Une mission courte et ponctuelle ne supporte pas le même taux qu’une mission longue et récurrente, même si le calcul de base reste identique : le temps de prospection et d’administratif consacré à décrocher une mission unique se répartit sur une seule commande, alors qu’il se dilue sur plusieurs mois pour un contrat suivi. Ignorer cette différence conduit souvent à sous-facturer les missions ponctuelles, précisément celles qui coûtent le plus en temps commercial rapporté au chiffre d’affaires qu’elles génèrent.

Le prix rond, un piège qu’on se tend à soi-même

Beaucoup de devis se construisent encore autour d’un chiffre rond choisi par habitude ou par comparaison rapide avec un concurrent, plutôt que reconstruit à partir du calcul décrit plus haut. Ce raccourci fonctionne parfois par chance, mais il ne garantit jamais que le prix couvre réellement les charges et le revenu visé, ce que seul le calcul à rebours permet de vérifier avec certitude, devis après devis.

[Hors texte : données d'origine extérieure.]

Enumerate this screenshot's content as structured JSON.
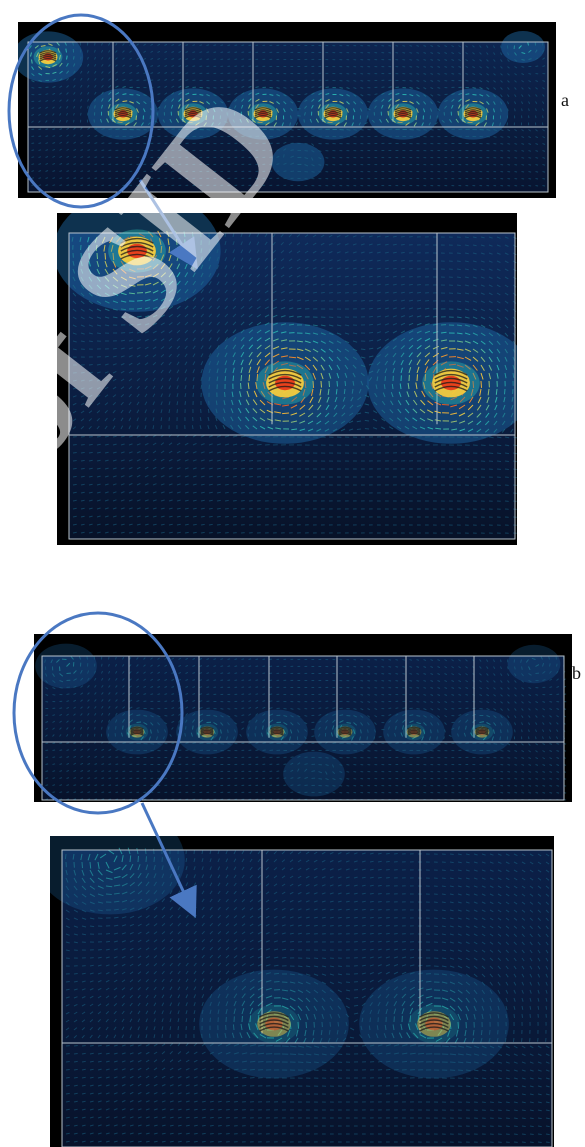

Noter ce taux quelque part, plutôt que de le recalculer de mémoire à chaque nouvelle demande, évite aussi la tentation de le revoir discrètement à la baisse pour un client qui négocie fort, sans jamais s’apercevoir que ce genre de petite concession répétée finit par tirer l’ensemble de l’activité vers le bas.

Ce calcul mérite d’être refait chaque année, car les charges évoluent et le nombre de jours facturables aussi. Il s’articule directement avec la question des délais de paiement des clients, traitée dans notre rubrique argent-finance : un taux juste ne sert à rien si l’encaissement met quatre mois à suivre la facturation.